Hip neighborhood a little less so with our arrival

Friday, June 28, 2019, Vol. 43, No. 26

By the time you read this, it should all be over. Or at least, the worst of it. As I write this, it is looming: The Move.

One might think that, our having relocated more than 900 miles a little more than a year ago (the Great Move), this repositioning of 2.4 miles would be a piece of cake by comparison.

But has anyone ever felt confident about a move?

Especially anyone with two cats who resist being placed into pet carriers as if they were being tossed into a wood chipper?

We do feel good about the house. Despite a previous column in which I described the process of house-hunting in Nashville as a fool’s errand, we found that patience – and couple of sacks of gold – can result in a charming little Victorian. Or Queen Anne. Or whatever it is.

It even has a veranda, as one friend described it. We were calling it a porch, but hey. In that spirit of old-timeyness, we have rechristened the front room as a parlor and the laundry room as a scullery.

Could be that the whole place deserves a name. I gather it’s a thing.

True, some concerns remain: How, for example, to effectively stash the cat boxes in a location that the two will easily find and use them, but which does not leave the place smelling like the home of Pepé le Pew?

In New York, we had a basement for that purpose. No more.

And I can tell you now that some marital friction is inevitable when a colorblind husband insists on taking charge of selecting paint hues.

I wanted a basic off-white white for a guest bathroom and bedroom. But what is basic off-white? We narrowed dozens of Sherwin Williams options to eight – including “Glimmer” and “Panda” – before finally compromising on “Snowbound.”

I worry that Kayne is secretly still pining for “Icicle.”

We’re very happy with the area, too. We’re within walking distance to quite a variety of way stations serving up food and potables, a branch of the library, a couple of grocery stores and a convenience store that seems to specialize in beers (me) and ciders (her).

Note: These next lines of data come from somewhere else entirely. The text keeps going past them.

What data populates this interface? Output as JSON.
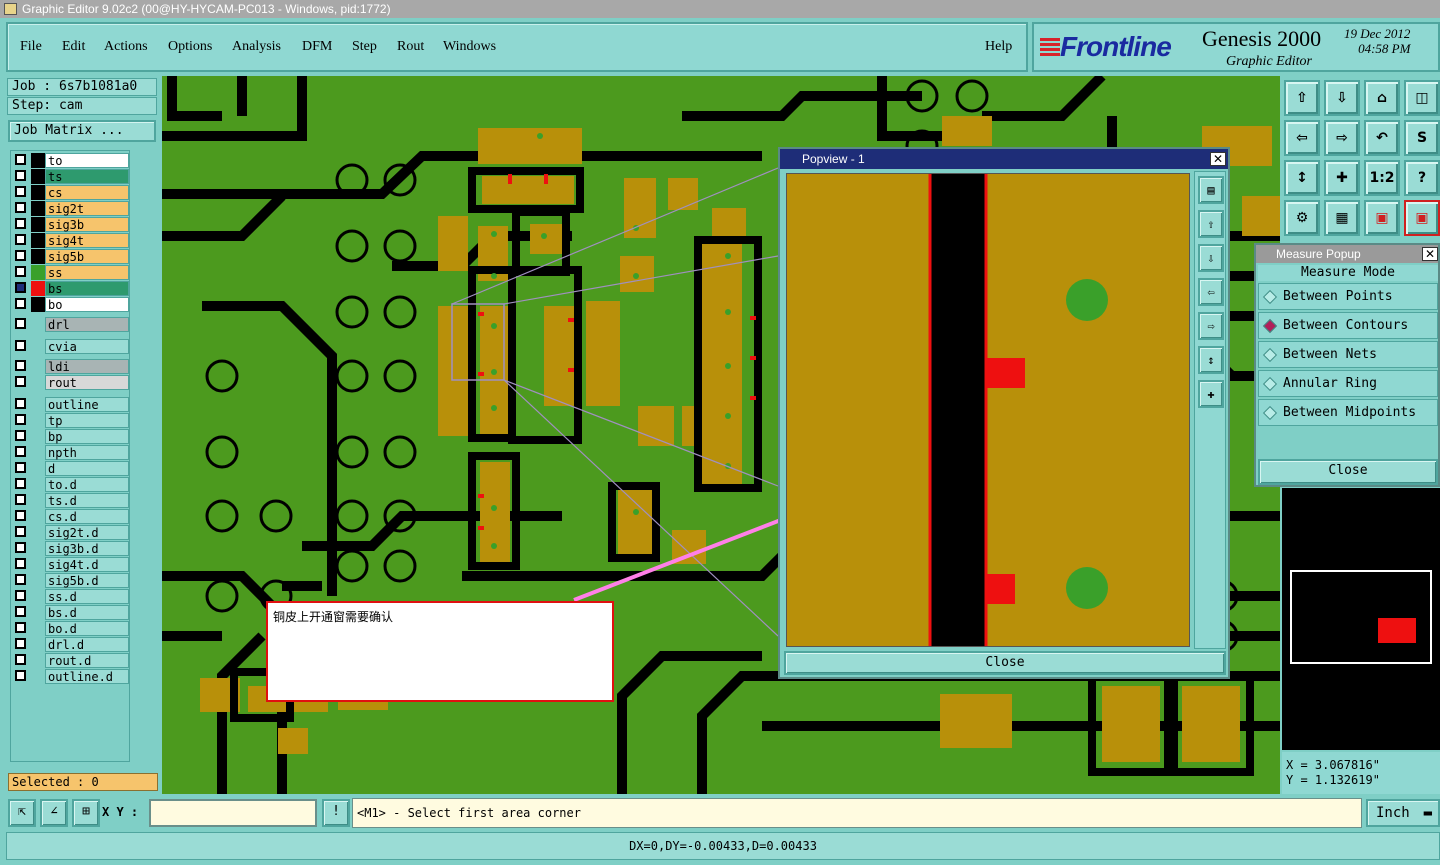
{
  "window": {
    "title": "Graphic Editor 9.02c2 (00@HY-HYCAM-PC013 - Windows, pid:1772)"
  },
  "menu": {
    "items": [
      "File",
      "Edit",
      "Actions",
      "Options",
      "Analysis",
      "DFM",
      "Step",
      "Rout",
      "Windows"
    ],
    "help": "Help"
  },
  "brand": {
    "logo": "Frontline",
    "product": "Genesis 2000",
    "subtitle": "Graphic Editor",
    "date": "19 Dec 2012",
    "time": "04:58 PM"
  },
  "job": {
    "job_label": "Job : 6s7b1081a0",
    "step_label": "Step: cam",
    "matrix_button": "Job Matrix ..."
  },
  "layers": [
    {
      "name": "to",
      "color": "#ffffff",
      "mark": "✎",
      "swatch": "#000000"
    },
    {
      "name": "ts",
      "color": "#2e9a6e",
      "mark": "",
      "swatch": "#000000"
    },
    {
      "name": "cs",
      "color": "#f6c46c",
      "mark": "",
      "swatch": "#000000"
    },
    {
      "name": "sig2t",
      "color": "#f6c46c",
      "mark": "",
      "swatch": "#000000"
    },
    {
      "name": "sig3b",
      "color": "#f6c46c",
      "mark": "",
      "swatch": "#000000"
    },
    {
      "name": "sig4t",
      "color": "#f6c46c",
      "mark": "",
      "swatch": "#000000"
    },
    {
      "name": "sig5b",
      "color": "#f6c46c",
      "mark": "",
      "swatch": "#000000"
    },
    {
      "name": "ss",
      "color": "#f6c46c",
      "mark": "",
      "swatch": "#3aa02a"
    },
    {
      "name": "bs",
      "color": "#2e9a6e",
      "mark": "⊞",
      "swatch": "#ee1010"
    },
    {
      "name": "bo",
      "color": "#ffffff",
      "mark": "✎",
      "swatch": "#000000"
    },
    {
      "name": "drl",
      "color": "#a8b4b4",
      "mark": "",
      "swatch": "#7fcfc6"
    },
    {
      "name": "cvia",
      "color": "#9adcd5",
      "mark": "",
      "swatch": "#7fcfc6"
    },
    {
      "name": "ldi",
      "color": "#a8b4b4",
      "mark": "",
      "swatch": "#7fcfc6"
    },
    {
      "name": "rout",
      "color": "#d8d8d8",
      "mark": "",
      "swatch": "#7fcfc6"
    },
    {
      "name": "outline",
      "color": "#9adcd5",
      "mark": "",
      "swatch": "#7fcfc6"
    },
    {
      "name": "tp",
      "color": "#9adcd5",
      "mark": "",
      "swatch": "#7fcfc6"
    },
    {
      "name": "bp",
      "color": "#9adcd5",
      "mark": "",
      "swatch": "#7fcfc6"
    },
    {
      "name": "npth",
      "color": "#9adcd5",
      "mark": "",
      "swatch": "#7fcfc6"
    },
    {
      "name": "d",
      "color": "#9adcd5",
      "mark": "",
      "swatch": "#7fcfc6"
    },
    {
      "name": "to.d",
      "color": "#9adcd5",
      "mark": "✎",
      "swatch": "#7fcfc6"
    },
    {
      "name": "ts.d",
      "color": "#9adcd5",
      "mark": "",
      "swatch": "#7fcfc6"
    },
    {
      "name": "cs.d",
      "color": "#9adcd5",
      "mark": "",
      "swatch": "#7fcfc6"
    },
    {
      "name": "sig2t.d",
      "color": "#9adcd5",
      "mark": "",
      "swatch": "#7fcfc6"
    },
    {
      "name": "sig3b.d",
      "color": "#9adcd5",
      "mark": "",
      "swatch": "#7fcfc6"
    },
    {
      "name": "sig4t.d",
      "color": "#9adcd5",
      "mark": "",
      "swatch": "#7fcfc6"
    },
    {
      "name": "sig5b.d",
      "color": "#9adcd5",
      "mark": "",
      "swatch": "#7fcfc6"
    },
    {
      "name": "ss.d",
      "color": "#9adcd5",
      "mark": "",
      "swatch": "#7fcfc6"
    },
    {
      "name": "bs.d",
      "color": "#9adcd5",
      "mark": "",
      "swatch": "#7fcfc6"
    },
    {
      "name": "bo.d",
      "color": "#9adcd5",
      "mark": "✎",
      "swatch": "#7fcfc6"
    },
    {
      "name": "drl.d",
      "color": "#9adcd5",
      "mark": "",
      "swatch": "#7fcfc6"
    },
    {
      "name": "rout.d",
      "color": "#9adcd5",
      "mark": "",
      "swatch": "#7fcfc6"
    },
    {
      "name": "outline.d",
      "color": "#9adcd5",
      "mark": "",
      "swatch": "#7fcfc6"
    }
  ],
  "selected": "Selected : 0",
  "toolbar": {
    "icons": [
      "home-up-icon",
      "home-down-icon",
      "home-icon",
      "panel-icon",
      "move-left-icon",
      "move-right-icon",
      "rotate-icon",
      "s-curve-icon",
      "fit-vertical-icon",
      "center-icon",
      "scale-1-2-icon",
      "help-icon",
      "tools-icon",
      "grid-icon",
      "network-icon",
      "network-active-icon"
    ],
    "scale_label": "1:2",
    "help_label": "?"
  },
  "popview": {
    "title": "Popview - 1",
    "close": "Close",
    "tool_icons": [
      "zoom-window-icon",
      "zoom-up-icon",
      "zoom-down-icon",
      "zoom-left-icon",
      "zoom-right-icon",
      "zoom-fit-icon",
      "zoom-center-icon"
    ]
  },
  "measure": {
    "title": "Measure Popup",
    "mode_label": "Measure Mode",
    "options": [
      {
        "label": "Between Points",
        "selected": false
      },
      {
        "label": "Between Contours",
        "selected": true
      },
      {
        "label": "Between Nets",
        "selected": false
      },
      {
        "label": "Annular Ring",
        "selected": false
      },
      {
        "label": "Between Midpoints",
        "selected": false
      }
    ],
    "close": "Close"
  },
  "coords": {
    "x": "X = 3.067816\"",
    "y": "Y = 1.132619\""
  },
  "bottom": {
    "xy_label": "X Y :",
    "xy_value": "",
    "prompt": "<M1> - Select first area corner",
    "units": "Inch"
  },
  "status": "DX=0,DY=-0.00433,D=0.00433",
  "annotation": {
    "text": "铜皮上开通窗需要确认"
  },
  "colors": {
    "board_green": "#4c9a1e",
    "pad_gold": "#b8900a",
    "highlight_red": "#ee1010",
    "arrow_pink": "#ff80e8"
  }
}
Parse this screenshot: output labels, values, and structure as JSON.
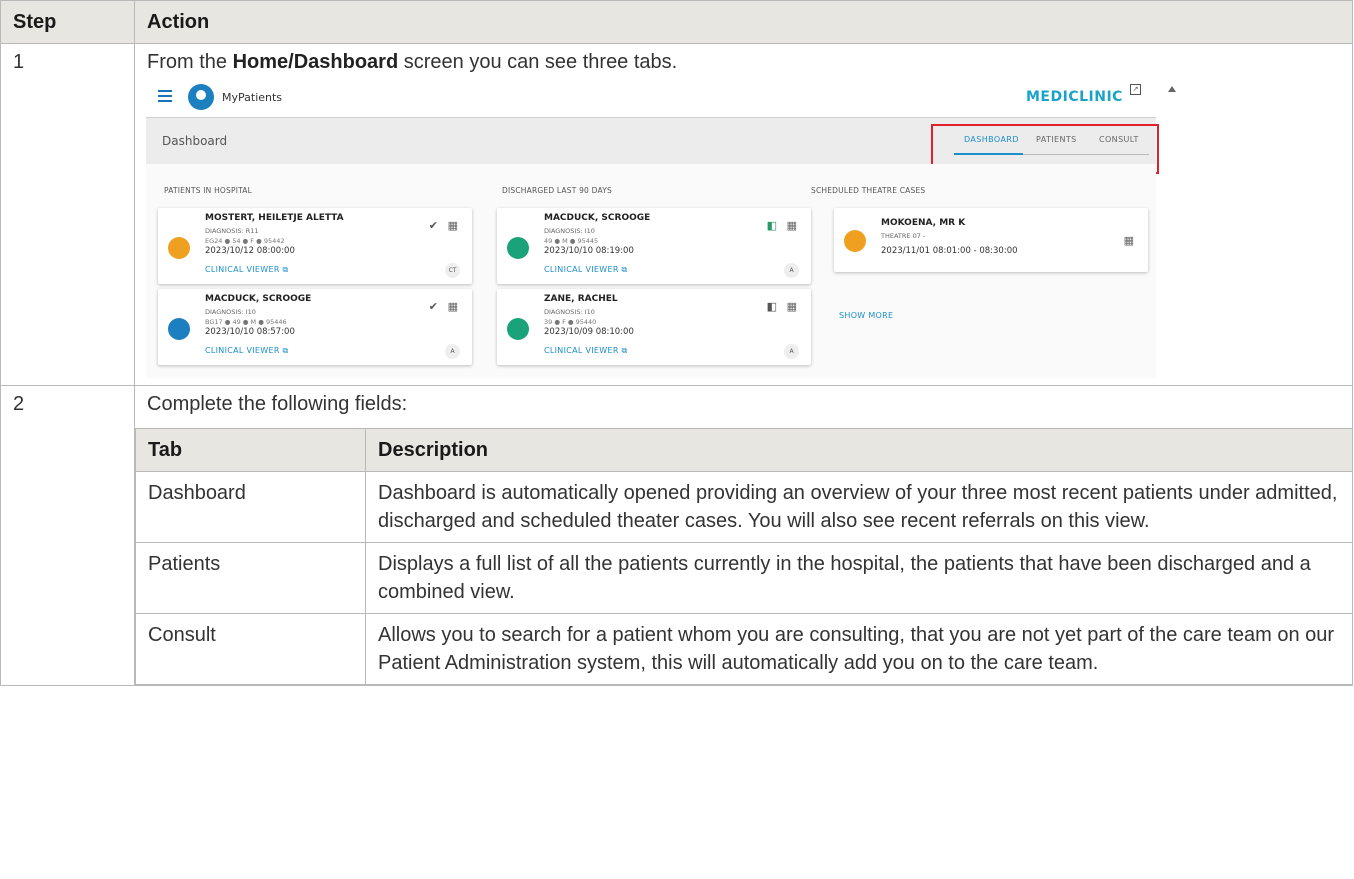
{
  "header": {
    "step_label": "Step",
    "action_label": "Action"
  },
  "row1": {
    "step": "1",
    "text_before": "From the ",
    "text_bold": "Home/Dashboard",
    "text_after": " screen you can see three tabs.",
    "screenshot": {
      "app_name": "MyPatients",
      "brand": "MEDICLINIC",
      "page_title": "Dashboard",
      "tabs": [
        "DASHBOARD",
        "PATIENTS",
        "CONSULT"
      ],
      "active_tab": "DASHBOARD",
      "sections": {
        "in_hospital": "PATIENTS IN HOSPITAL",
        "discharged": "DISCHARGED LAST 90 DAYS",
        "theatre": "SCHEDULED THEATRE CASES"
      },
      "cards": [
        {
          "name": "MOSTERT, HEILETJE ALETTA",
          "diagnosis": "DIAGNOSIS: R11",
          "info": "EG24 ● 54 ● F ● 95442",
          "datetime": "2023/10/12 08:00:00",
          "link": "CLINICAL VIEWER",
          "badge": "CT"
        },
        {
          "name": "MACDUCK, SCROOGE",
          "diagnosis": "DIAGNOSIS: I10",
          "info": "BG17 ● 49 ● M ● 95446",
          "datetime": "2023/10/10 08:57:00",
          "link": "CLINICAL VIEWER",
          "badge": "A"
        },
        {
          "name": "MACDUCK, SCROOGE",
          "diagnosis": "DIAGNOSIS: I10",
          "info": "49 ● M ● 95445",
          "datetime": "2023/10/10 08:19:00",
          "link": "CLINICAL VIEWER",
          "badge": "A"
        },
        {
          "name": "ZANE, RACHEL",
          "diagnosis": "DIAGNOSIS: I10",
          "info": "39 ● F ● 95440",
          "datetime": "2023/10/09 08:10:00",
          "link": "CLINICAL VIEWER",
          "badge": "A"
        },
        {
          "name": "MOKOENA, MR K",
          "location": "THEATRE 07 -",
          "datetime": "2023/11/01 08:01:00 - 08:30:00"
        }
      ],
      "show_more": "SHOW MORE"
    }
  },
  "row2": {
    "step": "2",
    "intro": "Complete the following fields:",
    "table_headers": {
      "tab": "Tab",
      "description": "Description"
    },
    "rows": [
      {
        "tab": "Dashboard",
        "description": "Dashboard is automatically opened providing an overview of your three most recent patients under admitted, discharged and scheduled theater cases. You will also see recent referrals on this view."
      },
      {
        "tab": "Patients",
        "description": "Displays a full list of all the patients currently in the hospital, the patients that have been discharged and a combined view."
      },
      {
        "tab": "Consult",
        "description": "Allows you to search for a patient whom you are consulting, that you are not yet part of the care team on our Patient Administration system, this will automatically add you on to the care team."
      }
    ]
  },
  "colors": {
    "header_bg": "#e8e6e1",
    "accent": "#1c8fc8",
    "highlight": "#e0202a",
    "brand": "#1aa3c8"
  }
}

The neighbors we’ve met have been friendly and welcoming. And, unlike our present habitation, the house appears to be off the track of bachelorette party buses.

We do get the sense that our presence will raise the median age of the area by several months, if not years. Conversely, we expect to single-handedly lower its hipster status to a marked degree.

At my age, the only hip issues involve whether it’s time to get a replacement yet.

And when I say the worst will be over by the time this is published, I’m being a bit optimistic. We expect to be digging stuff out of boxes for weeks to come, including boxes that have been unopened and in storage since the Great Move.

That process will be part Christmas morning – Wow, I forgot we had this! – and part dumpster diving – Wow! Why do we still have this? Why did we ever have it?

One other thing. Kayne did our due diligence in researching whether any notorious crimes had been committed there, or if any on-premises passings had left us with notable ghost potential.

Apparently not, and she found a newspaper connection: It originally housed a commercial telegrapher (how’s that for an occupation?) named Herschel Goodnight Penrod, who wrote about horse racing for The Tennessean during the 1920s.

“‘Pen’ rarely missed an opportunity to go to Churchill Downs, Miles Park or Ellis Park to see the hangtails run,” according to his obituary in 1967.

Maybe in his honor and our shared journalism profession we should call the place “Penrod.” Although “Hangtails,” which I’d never seen used before, has a nice ring, too.

Joe Rogers is a former writer for The Tennessean and editor for The New York Times. He is retired and living in Nashville.